Research from Harvard Business School posits a more exacting model, that inspiring leadership comes down to a combination of (conventionally) masculine and feminine characteristics—competence (ability to lead) and warmth (trustworthiness, empathy, connection). It is generally understood that women have had to err extravagantly on the side of competence—and jettison warmth—in order to be taken seriously as leaders. Davia Temin, a public relations expert who coaches CEOs, sees Clinton as “a victim of the need for women to grind out a lot of their emotion in order to be seen as competent.”
Clinton acknowledged as much this week in photo/interview series ”Humans of New York,” where she recounted the experience of taking the LSAT in 1969 in a room full of men, some of whom jeered at her (“If you take my spot, I’ll get drafted, and I’ll go to Vietnam, and I’ll die”). “It was intense. It got very personal. But I couldn’t respond,” Clinton said. “I couldn’t afford to get distracted because I didn’t want to mess up the test. So I just kept looking down, hoping that the proctor would walk in the room. I know that I can be perceived as aloof or cold or unemotional. But I had to learn as a young woman to control my emotions.”
Not being able to embrace an emotional voice—and thus, not being able to connect and inspire—has meant that women often put forth only fractured selves, stunted leaders. For all her qualifications, Clinton is dogged by accusations of being too stiff, too guarded, too inauthentic. Holman attributes this to the expectation that female leaders check every box and exhibit every leadership trait, while men can get away with checking just a few. (Notably, Weber’s definition of charisma includes an all-important “or.” Charisma can be based on exceptional personal qualities or extraordinary accomplishment, though women don’t seem to get that pass.)
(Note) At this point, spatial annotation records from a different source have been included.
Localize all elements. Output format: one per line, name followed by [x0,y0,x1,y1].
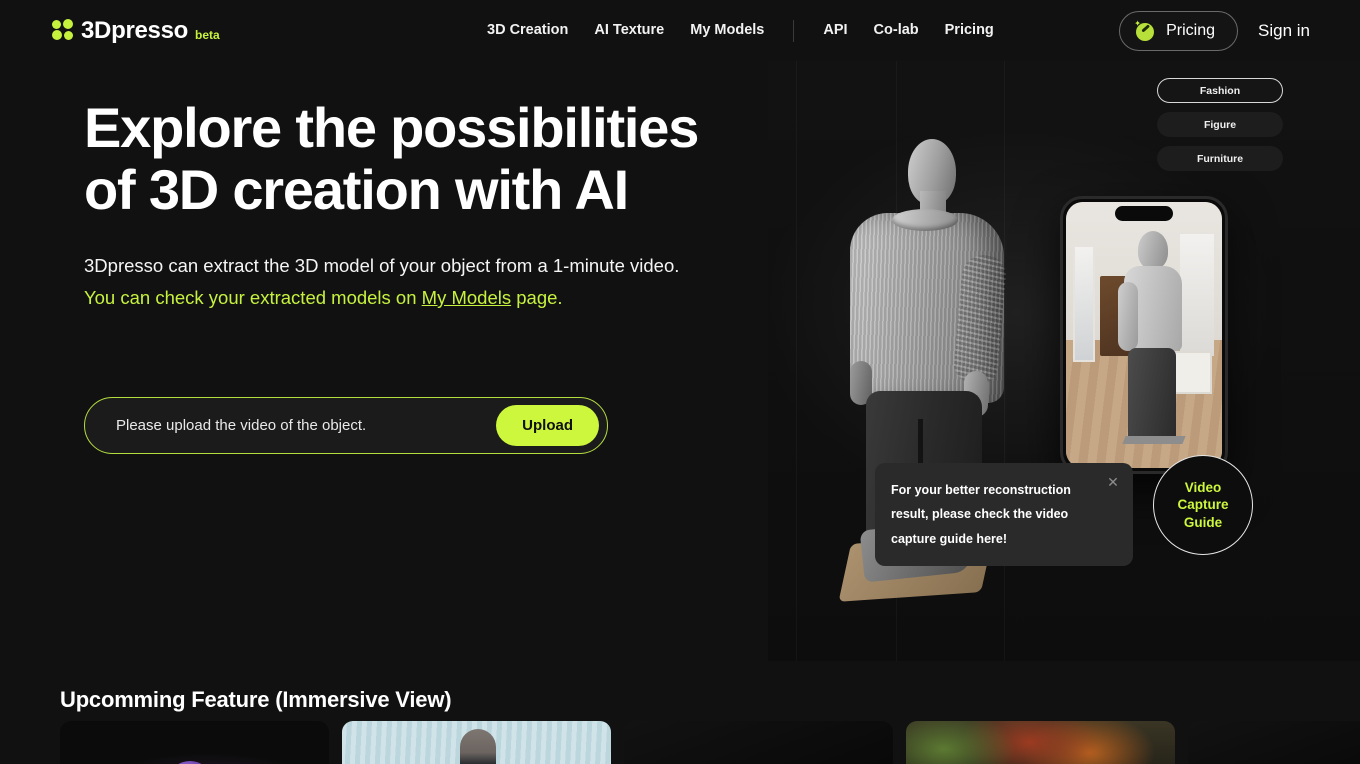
page-title: Explore the possibilities of 3D creation… [84,96,699,221]
category-chip-figure[interactable]: Figure [1157,112,1283,137]
upcoming-card-row [60,721,1360,764]
pricing-button[interactable]: ✦ Pricing [1119,10,1239,51]
nav-item-ai-texture[interactable]: AI Texture [581,0,677,61]
nav-item-api[interactable]: API [810,0,860,61]
header-actions: ✦ Pricing Sign in [1119,0,1316,61]
hero-copy: Explore the possibilities of 3D creation… [84,97,744,314]
site-header: 3Dpresso beta 3D Creation AI Texture My … [0,0,1360,61]
capture-guide-tooltip: For your better reconstruction result, p… [875,463,1133,567]
nav-item-my-models[interactable]: My Models [677,0,777,61]
hero-visual: Fashion Figure Furniture For your better… [768,61,1360,661]
my-models-link[interactable]: My Models [422,287,511,308]
category-chip-list: Fashion Figure Furniture [1157,78,1283,171]
upload-button[interactable]: Upload [496,405,599,446]
hero-subtitle-line2-pre: You can check your extracted models on [84,287,422,308]
phone-ar-preview [1060,196,1228,474]
hero-subtitle-line2-post: page. [511,287,563,308]
phone-notch [1115,206,1173,221]
hero-subtitle: 3Dpresso can extract the 3D model of you… [84,250,744,314]
nav-divider [793,19,795,42]
nav-item-3d-creation[interactable]: 3D Creation [474,0,581,61]
coin-icon: ✦ [1134,19,1156,42]
brand-beta-tag: beta [194,27,220,42]
upload-hint-text: Please upload the video of the object. [116,417,367,434]
brand-logo[interactable]: 3Dpresso beta [52,16,220,44]
upcoming-card[interactable] [60,721,329,764]
video-capture-guide-label: Video Capture Guide [1177,480,1229,530]
main-nav: 3D Creation AI Texture My Models API Co-… [474,0,1007,61]
video-capture-guide-badge[interactable]: Video Capture Guide [1153,455,1253,555]
phone-screen [1066,202,1222,468]
upcoming-card[interactable] [624,721,893,764]
upcoming-section-title: Upcomming Feature (Immersive View) [60,687,452,712]
page-root: 3Dpresso beta 3D Creation AI Texture My … [0,0,1360,764]
nav-item-pricing[interactable]: Pricing [932,0,1007,61]
sign-in-button[interactable]: Sign in [1252,21,1316,41]
category-chip-furniture[interactable]: Furniture [1157,146,1283,171]
upcoming-card[interactable] [906,721,1175,764]
hero-subtitle-line1: 3Dpresso can extract the 3D model of you… [84,255,680,277]
upcoming-feature-section: Upcomming Feature (Immersive View) [0,661,1360,764]
nav-item-co-lab[interactable]: Co-lab [861,0,932,61]
close-icon[interactable]: ✕ [1105,474,1121,490]
brand-name: 3Dpresso [81,16,188,44]
upload-bar[interactable]: Please upload the video of the object. U… [84,397,608,454]
category-chip-fashion[interactable]: Fashion [1157,78,1283,103]
pricing-button-label: Pricing [1166,21,1216,39]
hero-subtitle-line2: You can check your extracted models on M… [84,282,744,314]
upcoming-card[interactable] [1188,721,1360,764]
tooltip-text: For your better reconstruction result, p… [891,483,1071,546]
upcoming-card[interactable] [342,721,611,764]
four-dot-logo-icon [52,18,74,41]
hero-section: Explore the possibilities of 3D creation… [0,61,1360,661]
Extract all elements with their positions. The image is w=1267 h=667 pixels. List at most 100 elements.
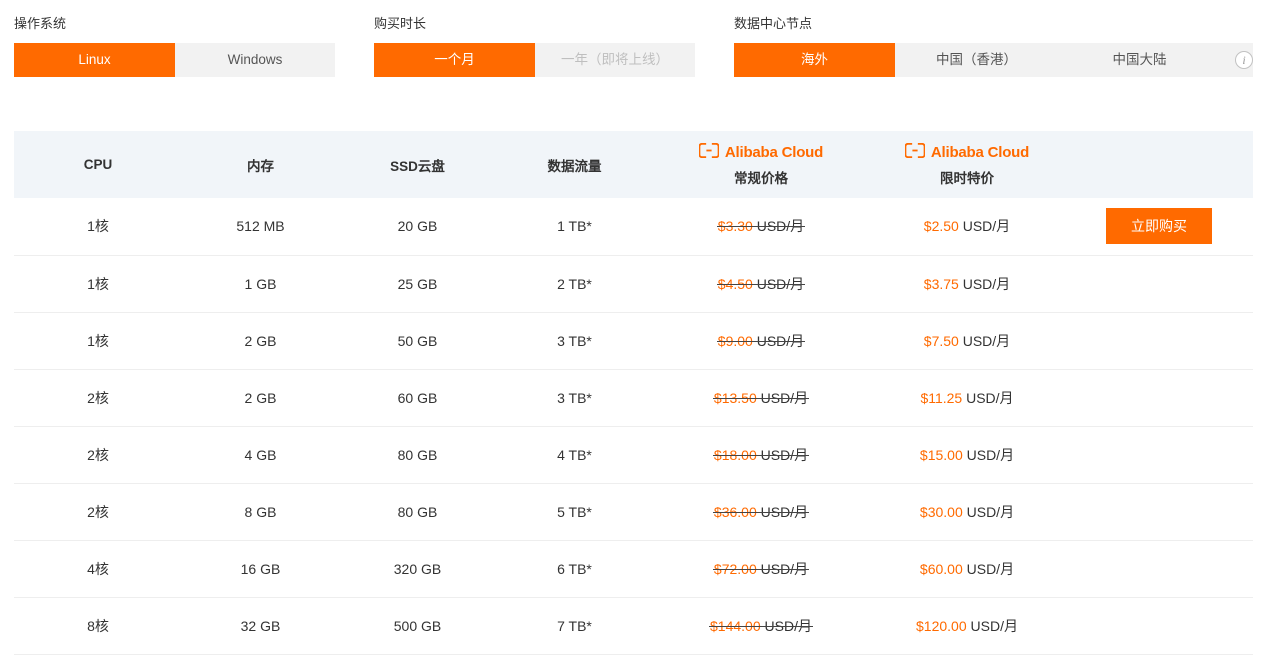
regular-price-strikethrough: $13.50 USD/月 [712, 388, 810, 408]
table-row: 4核 16 GB 320 GB 6 TB* $72.00 USD/月 $60.00 USD… [14, 540, 1253, 598]
cell-regular-price: $4.50 USD/月 [653, 255, 869, 313]
special-price-amount: $15.00 [919, 446, 963, 463]
tab-group-datacenter-region: 海外 中国（香港） 中国大陆 i [734, 43, 1253, 77]
regular-price-amount: $72.00 [713, 560, 757, 577]
pricing-table-body: 1核 512 MB 20 GB 1 TB* $3.30 USD/月 $2.50 USD/月… [14, 198, 1253, 655]
cell-memory: 1 GB [182, 255, 339, 313]
cell-special-price: $11.25 USD/月 [869, 369, 1065, 427]
cell-action [1065, 312, 1253, 370]
cell-cpu: 4核 [14, 540, 182, 598]
tab-region-overseas[interactable]: 海外 [734, 43, 895, 77]
special-price: $30.00 USD/月 [920, 504, 1014, 520]
cell-cpu: 1核 [14, 312, 182, 370]
filter-group-operating-system: 操作系统 Linux Windows [14, 0, 335, 77]
regular-price-unit: USD/月 [752, 218, 805, 235]
cell-memory: 32 GB [182, 597, 339, 655]
cell-regular-price: $13.50 USD/月 [653, 369, 869, 427]
column-header-traffic: 数据流量 [496, 131, 653, 198]
cell-disk: 320 GB [339, 540, 496, 598]
column-header-regular-price: Alibaba Cloud 常规价格 [653, 131, 869, 198]
table-row: 8核 32 GB 500 GB 7 TB* $144.00 USD/月 $120.00 U… [14, 597, 1253, 655]
cell-traffic: 1 TB* [496, 198, 653, 256]
alibaba-cloud-wordmark: Alibaba Cloud [724, 143, 824, 161]
filter-label-purchase-duration: 购买时长 [374, 16, 427, 31]
table-row: 1核 1 GB 25 GB 2 TB* $4.50 USD/月 $3.75 USD/月 [14, 255, 1253, 313]
info-icon[interactable]: i [1235, 51, 1253, 69]
regular-price-strikethrough: $9.00 USD/月 [716, 331, 806, 351]
tab-duration-one-month[interactable]: 一个月 [374, 43, 535, 77]
cell-action [1065, 540, 1253, 598]
table-row: 1核 512 MB 20 GB 1 TB* $3.30 USD/月 $2.50 USD/月… [14, 198, 1253, 256]
tab-region-mainland-china[interactable]: 中国大陆 [1058, 43, 1221, 77]
filter-group-purchase-duration: 购买时长 一个月 一年（即将上线） [374, 0, 695, 77]
cell-special-price: $3.75 USD/月 [869, 255, 1065, 313]
cell-memory: 8 GB [182, 483, 339, 541]
cell-traffic: 2 TB* [496, 255, 653, 313]
cell-action [1065, 255, 1253, 313]
table-row: 2核 8 GB 80 GB 5 TB* $36.00 USD/月 $30.00 USD/月 [14, 483, 1253, 541]
tab-group-operating-system: Linux Windows [14, 43, 335, 77]
special-price: $2.50 USD/月 [924, 218, 1010, 234]
alibaba-cloud-wordmark: Alibaba Cloud [930, 143, 1030, 161]
cell-action [1065, 597, 1253, 655]
cell-special-price: $120.00 USD/月 [869, 597, 1065, 655]
pricing-table-wrap: CPU 内存 SSD云盘 数据流量 Alibaba Cloud 常规价格 Ali… [14, 131, 1253, 655]
regular-price-strikethrough: $72.00 USD/月 [712, 559, 810, 579]
cell-traffic: 3 TB* [496, 312, 653, 370]
special-price-amount: $2.50 [923, 218, 959, 235]
cell-disk: 500 GB [339, 597, 496, 655]
special-price: $11.25 USD/月 [920, 390, 1013, 406]
cell-traffic: 5 TB* [496, 483, 653, 541]
special-price: $60.00 USD/月 [920, 561, 1014, 577]
cell-special-price: $2.50 USD/月 [869, 198, 1065, 256]
regular-price-amount: $13.50 [713, 389, 757, 406]
cell-disk: 60 GB [339, 369, 496, 427]
cell-regular-price: $18.00 USD/月 [653, 426, 869, 484]
regular-price-strikethrough: $18.00 USD/月 [712, 445, 810, 465]
cell-special-price: $60.00 USD/月 [869, 540, 1065, 598]
regular-price-unit: USD/月 [756, 560, 809, 577]
special-price: $7.50 USD/月 [924, 333, 1010, 349]
regular-price-amount: $36.00 [713, 503, 757, 520]
cell-memory: 2 GB [182, 369, 339, 427]
tab-os-windows[interactable]: Windows [175, 43, 335, 77]
regular-price-amount: $9.00 [717, 332, 753, 349]
special-price-amount: $7.50 [923, 332, 959, 349]
pricing-page: 操作系统 Linux Windows 购买时长 一个月 一年（即将上线） 数据中… [0, 0, 1267, 667]
cell-traffic: 7 TB* [496, 597, 653, 655]
cell-action [1065, 426, 1253, 484]
cell-traffic: 6 TB* [496, 540, 653, 598]
cell-memory: 4 GB [182, 426, 339, 484]
filter-bar: 操作系统 Linux Windows 购买时长 一个月 一年（即将上线） 数据中… [0, 0, 1267, 118]
regular-price-unit: USD/月 [760, 617, 812, 634]
buy-now-button[interactable]: 立即购买 [1106, 208, 1212, 245]
column-header-action [1065, 131, 1253, 198]
regular-price-amount: $4.50 [717, 275, 753, 292]
column-header-special-price-label: 限时特价 [940, 170, 994, 186]
regular-price-amount: $3.30 [717, 218, 753, 235]
cell-action [1065, 369, 1253, 427]
special-price-unit: USD/月 [962, 560, 1015, 577]
cell-regular-price: $36.00 USD/月 [653, 483, 869, 541]
cell-disk: 80 GB [339, 426, 496, 484]
pricing-table: CPU 内存 SSD云盘 数据流量 Alibaba Cloud 常规价格 Ali… [14, 131, 1253, 655]
regular-price-unit: USD/月 [756, 503, 809, 520]
table-row: 1核 2 GB 50 GB 3 TB* $9.00 USD/月 $7.50 USD/月 [14, 312, 1253, 370]
special-price-unit: USD/月 [966, 617, 1018, 634]
cell-regular-price: $144.00 USD/月 [653, 597, 869, 655]
special-price-amount: $30.00 [919, 503, 963, 520]
regular-price-strikethrough: $4.50 USD/月 [716, 274, 806, 294]
special-price: $15.00 USD/月 [920, 447, 1014, 463]
cell-special-price: $15.00 USD/月 [869, 426, 1065, 484]
special-price-amount: $3.75 [923, 275, 959, 292]
tab-region-hongkong[interactable]: 中国（香港） [895, 43, 1058, 77]
tab-os-linux[interactable]: Linux [14, 43, 175, 77]
regular-price-unit: USD/月 [752, 275, 805, 292]
special-price-unit: USD/月 [962, 446, 1015, 463]
alibaba-cloud-logo-icon [698, 142, 720, 161]
regular-price-unit: USD/月 [752, 332, 805, 349]
regular-price-strikethrough: $3.30 USD/月 [716, 216, 806, 236]
special-price-unit: USD/月 [958, 275, 1011, 292]
column-header-cpu: CPU [14, 131, 182, 198]
special-price-amount: $120.00 [916, 617, 967, 634]
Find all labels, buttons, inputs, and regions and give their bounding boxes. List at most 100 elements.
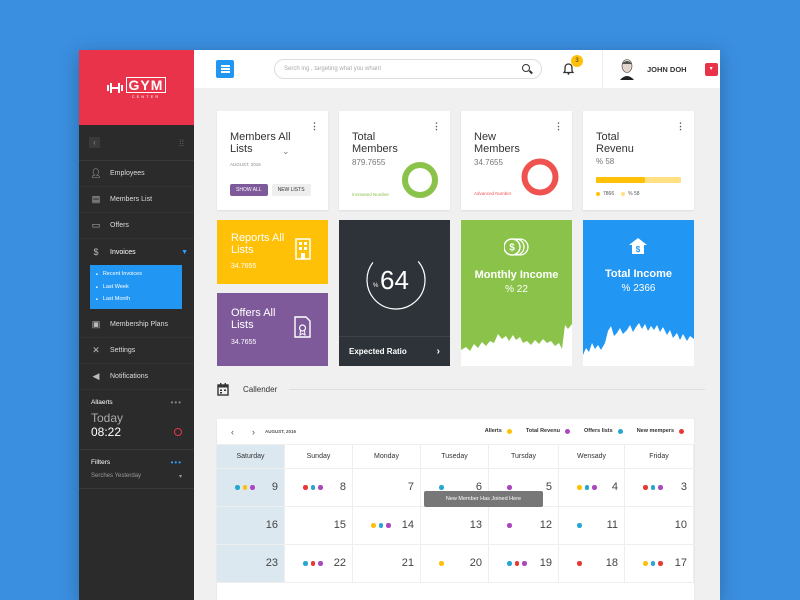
avatar[interactable] [617,57,637,81]
card-title: Total Members [352,131,398,155]
divider [602,50,603,88]
notifications-button[interactable]: 3 [558,55,583,79]
alert-time: 08:22 [91,424,122,439]
calendar-day[interactable]: 22 [285,545,353,583]
collapse-button[interactable]: ‹ [89,137,100,148]
today-label: Today [91,410,124,425]
logo[interactable]: GYM CENTER [79,50,194,125]
calendar-day[interactable]: 23 [217,545,285,583]
calendar-nav: ‹ › AUGUST, 2016 Allerts Total Revenu Offe… [217,419,694,445]
sidebar-item-label: Membership Plans [110,320,168,328]
submenu-item-recent-invoices[interactable]: Recent Invoices [90,268,182,281]
card-value: 879.7655 [352,158,386,167]
progress-bar [596,177,681,183]
calendar-day[interactable]: 20 [421,545,489,583]
sidebar-item-settings[interactable]: ✕ Settings [79,338,194,364]
day-number: 23 [265,557,278,569]
show-all-button[interactable]: SHOW ALL [230,184,268,196]
income-sparkline [461,324,572,366]
grid-icon[interactable]: ⁞⁞ [179,138,184,148]
event-dot [439,485,444,490]
submenu-item-last-week[interactable]: Last Week [90,281,182,294]
day-header: Tuseday [421,445,489,469]
event-dot [650,561,655,566]
calendar-day[interactable]: 11 [559,507,625,545]
sidebar-item-members-list[interactable]: ▤ Members List [79,187,194,213]
calendar-day[interactable]: 4 [559,469,625,507]
event-dot [592,485,597,490]
tile-offers[interactable]: Offers All Lists 34.7655 [217,293,328,366]
event-dots [371,523,391,528]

As a sort of cultural backlash, the new generation of female leaders is grasping for a warmer, more emotionally resonant leadership style. They have more latitude to bring their whole selves to the table. Even the Hillary Clinton of 2016 has evolved from the Clinton of 2008, a candidate who diligently avoided shows of softness or femininity. Today Clinton talks about the joys of grandmotherhood, and calls for “more love and kindness.” (It doesn’t hurt that Grandma Hillary is more conventionally likable.)
For Weber, charisma wasn’t just a personality trait but a particular relationship between a leader and their followers. It is founded on the perception and recognition of authority—something followers give and can just as easily take away. That means the emergence of charismatic female leaders depends not only on their ability to be their full selves, but also on the public’s ability to see their leadership as valid.
That will take time, and many more pioneers. As the pool grows, more types of female leaders will have the chance to emerge, and it may become possible for women of varying backgrounds, personalities, and management styles to find their way to the top spots. If their presence becomes commonplace, perhaps they won’t be put to the grueling assessments of the vanguard; they’ll have the freedom to be more natural.
Because there’s no room for charisma if you’re forced into being too practiced, if you’ve spent years correcting for every criticism. Says Holman, “[female leaders] have had the naturalness trained out of them as they’ve learned to present themselves in this all-encompassing way.”